Annette Hughes from Glenageary wasn’t planning to spend quite as much but she was equally thrilled to be outside the store. “I wasn’t able to get what I wanted online.”

Would she not be anxious in a make-up hall in the current climate? “No, I know exactly what it is so I am going to go in and out.”

Brown Thomas: In-store signage ‘In the Interest of Safety - Think before you Touch’. Photograph Nick Bradshaw
Brown Thomas: In-store signage ‘In the Interest of Safety - Think before you Touch’. Photograph Nick Bradshaw

She did not seem like the anxious sort in any event and had not been remotely deterred to by the less than pleasant weather. “I would have come in even if it had been absolutely lashing,” she said with conviction. “I also took a bus and Luas to get here and I am in the 60+ age group and everything but I have my mask in my bag and I have my hand sanitiser.”

Behind her stood a mother and daughter, one of whom was turning 21 this Saturday. “I’m getting her Chanel earrings,” Deirdre Kiloch from Finglas said nodding in the direction of her smiling child Aoife. “They are not the sort of thing you would buy online because you don’t know what size they are or how they are going to look.”

She said she wouldn’t be buying anything else. “All my money is going on her,” she explained with a laugh before saying she was thinking of nipping across the river to Arnotts to spend a voucher she had got last Christmas.

Also in the present market was a woman from Terenure who asked to be identified only as Rita.

Rita from Terenure was going in to Brown Thomas to buy Green Irish Tweed for her son’s birthday.

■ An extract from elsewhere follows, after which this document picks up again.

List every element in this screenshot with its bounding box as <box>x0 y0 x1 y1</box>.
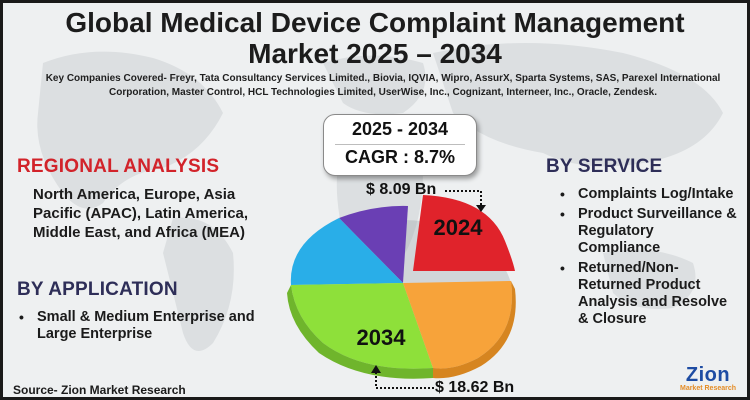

The Irish Times wondered if that was some class of jacket?

Rita looked at The Irish Times like it had two heads. “No,” she said. “It’s a cologne or a perfume. If you buy that everyone will be after you. It’s made by House of Creed. And Prince Charles wears it. It costs €280 a bottle.”

She said she had no plans to buy anything for herself. “I have enough to keep me going till I’m in the coffin.” Then she said some unprintable things about Boris Johnson and his special friend Dominic Cummings.

Brown Thomas: Donald McDonald, managing director, Brown Thomas as the doors were being unlocked by a colleague. Photograph: Nick Bradshaw
Brown Thomas: Donald McDonald, managing director, Brown Thomas as the doors were being unlocked by a colleague. Photograph: Nick Bradshaw

Inside the door, the managing director of Brown Thomas Donald McDonald was looking pretty pleased, all things considered. He was happy enough with the numbers in the store and happier still with the calmness of the opening. “When you look at the numbers here on a wet Wednesday morning, it’s very positive,” he said.

“But we are also very conscious of the safety and we can accommodate a lot of people in the store at any one time because of the size. We will limit it to about a third of the maximum.” He suggested that as people “come in and see the measures we have put in place they will be much more relaxed”.

As he spoke staff, many of whom were wearing face masks, milled around tidying displays and spritzing their hands with sanitiser that smelled like vodka. Apart from that everything seemed almost normal.